Yes, so if you start to think about it, it was actually about half – about 5% to 6% was just pure downtime. We shutdown paper machine number-two if you’ll remember in West Monroe and last year we ran that machine during the first quarter. We took 19 days of downtime on paper machine number-one, that’s our corrugated medium machine and other two days – I am sorry, another five days in Pekin.
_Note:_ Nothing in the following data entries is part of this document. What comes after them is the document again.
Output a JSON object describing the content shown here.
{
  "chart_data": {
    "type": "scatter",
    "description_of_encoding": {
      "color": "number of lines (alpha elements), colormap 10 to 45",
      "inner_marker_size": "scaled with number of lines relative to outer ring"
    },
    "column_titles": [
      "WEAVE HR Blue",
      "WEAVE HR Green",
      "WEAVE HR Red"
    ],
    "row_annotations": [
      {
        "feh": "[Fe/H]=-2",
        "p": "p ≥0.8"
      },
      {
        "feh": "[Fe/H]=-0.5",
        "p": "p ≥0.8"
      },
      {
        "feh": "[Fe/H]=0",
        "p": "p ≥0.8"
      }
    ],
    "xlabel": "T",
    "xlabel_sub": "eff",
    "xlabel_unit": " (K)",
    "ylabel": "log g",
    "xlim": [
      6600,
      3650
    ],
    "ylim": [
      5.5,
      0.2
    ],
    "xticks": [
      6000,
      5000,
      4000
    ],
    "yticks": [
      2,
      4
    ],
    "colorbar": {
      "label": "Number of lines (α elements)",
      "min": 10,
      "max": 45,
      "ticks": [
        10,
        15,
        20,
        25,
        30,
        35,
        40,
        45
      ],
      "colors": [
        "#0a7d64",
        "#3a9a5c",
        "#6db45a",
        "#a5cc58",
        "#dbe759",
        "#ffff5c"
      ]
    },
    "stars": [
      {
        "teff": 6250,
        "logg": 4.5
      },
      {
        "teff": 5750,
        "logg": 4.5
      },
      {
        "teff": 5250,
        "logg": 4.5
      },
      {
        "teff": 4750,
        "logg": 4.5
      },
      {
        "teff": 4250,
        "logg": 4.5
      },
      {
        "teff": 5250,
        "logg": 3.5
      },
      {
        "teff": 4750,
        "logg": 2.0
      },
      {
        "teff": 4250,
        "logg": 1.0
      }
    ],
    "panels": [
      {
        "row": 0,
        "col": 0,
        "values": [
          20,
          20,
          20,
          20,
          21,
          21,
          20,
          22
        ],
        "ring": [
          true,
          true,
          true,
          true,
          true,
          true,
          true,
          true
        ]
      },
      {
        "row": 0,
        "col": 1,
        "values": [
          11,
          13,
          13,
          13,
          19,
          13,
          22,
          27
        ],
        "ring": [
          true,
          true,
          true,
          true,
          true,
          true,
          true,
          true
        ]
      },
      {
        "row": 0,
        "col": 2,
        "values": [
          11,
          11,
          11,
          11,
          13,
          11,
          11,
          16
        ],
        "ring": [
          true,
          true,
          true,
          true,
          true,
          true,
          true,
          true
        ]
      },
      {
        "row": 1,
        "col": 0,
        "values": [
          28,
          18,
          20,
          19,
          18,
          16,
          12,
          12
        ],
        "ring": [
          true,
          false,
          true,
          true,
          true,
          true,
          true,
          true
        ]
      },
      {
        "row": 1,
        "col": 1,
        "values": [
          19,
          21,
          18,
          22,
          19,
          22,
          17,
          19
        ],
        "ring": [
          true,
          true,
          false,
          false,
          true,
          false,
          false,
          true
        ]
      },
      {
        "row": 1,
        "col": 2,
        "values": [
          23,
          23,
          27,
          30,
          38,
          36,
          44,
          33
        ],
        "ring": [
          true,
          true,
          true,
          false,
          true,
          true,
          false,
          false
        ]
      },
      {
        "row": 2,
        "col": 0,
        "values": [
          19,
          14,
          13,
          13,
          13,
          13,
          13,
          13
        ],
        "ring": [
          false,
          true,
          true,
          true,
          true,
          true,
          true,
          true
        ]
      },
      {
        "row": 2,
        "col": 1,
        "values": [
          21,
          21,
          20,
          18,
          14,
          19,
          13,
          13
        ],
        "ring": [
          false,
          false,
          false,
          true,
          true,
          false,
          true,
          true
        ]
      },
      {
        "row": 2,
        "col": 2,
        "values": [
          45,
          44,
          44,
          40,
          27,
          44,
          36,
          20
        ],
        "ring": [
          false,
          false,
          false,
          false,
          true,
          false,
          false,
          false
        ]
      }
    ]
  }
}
And so we had about 35,000 to 40,000 tons just came out of just pure machinery we didn’t operate last year. And so then that leaves rest of it really from market dislocation. And the majority of that honestly is – it was not in the grades that we necessarily make. I think we mentioned last year that we decided to get out of the tobacco market. And despite the fact those were tons – when we talk about sold tons, it isn’t just tons that we make, we buy. On average, Graphic Packaging buys, I don’t know almost 200,000 tons of board on the outside in an annual period. So those external purchases for that we’re SPS for food services. And for tobacco, were really soft in this quarter. One, we exited tobacco and the second is that food services a pretty soft quarter. People eating out don’t use it. So those tons were down, but that’s why the EBITDA and the cash flow were not particularly affected significantly, because they were not integrated tons for the most part. So our integrated tons drop is really pretty consistent with what we saw, that Dan reported in those sorts of 3% or 4% sort of numbers. Jeff Hollis – Barclays Capital: Okay, that makes sense.

David Scheible

Management

Yes. Jeff Hollis – Barclays Capital:

David Scheible

Management

No, cans are all packaged. I think the incremental – and so this is a detail that you probably don’t even care about but we do. And that is that bottles use incrementally more because if you think about a bottle wrappers to the can wrap you slightly more board in a bottle wrap. But cans are cans. And when they’re packed, they’re multi-packed as well. So, the incremental change is not significant to Graphic Packaging, but the guys that run that business think it’s the end of the earth. So yes what we do – what you’re seeing although is increased canned volume. So people are eating at home, so what’s happening is that that cans that were sold in a restaurant that is not packed in ours is now coming home to be packaged. So the net change is positive which is why we saw actually beer up in the quarter. It’s a mixed change if you will. Jeff Hollis – Barclays Capital: Thank you.

Operator

Operator

There are no more questions at this time. That concludes the call.

David Scheible

Management

Okay.

Scott Wenhold

Management

Thank you very much.

Dan Blount

CFO

Thank you very much.

Operator

Operator

Thank you for participating in today’s conference call. You may now disconnect.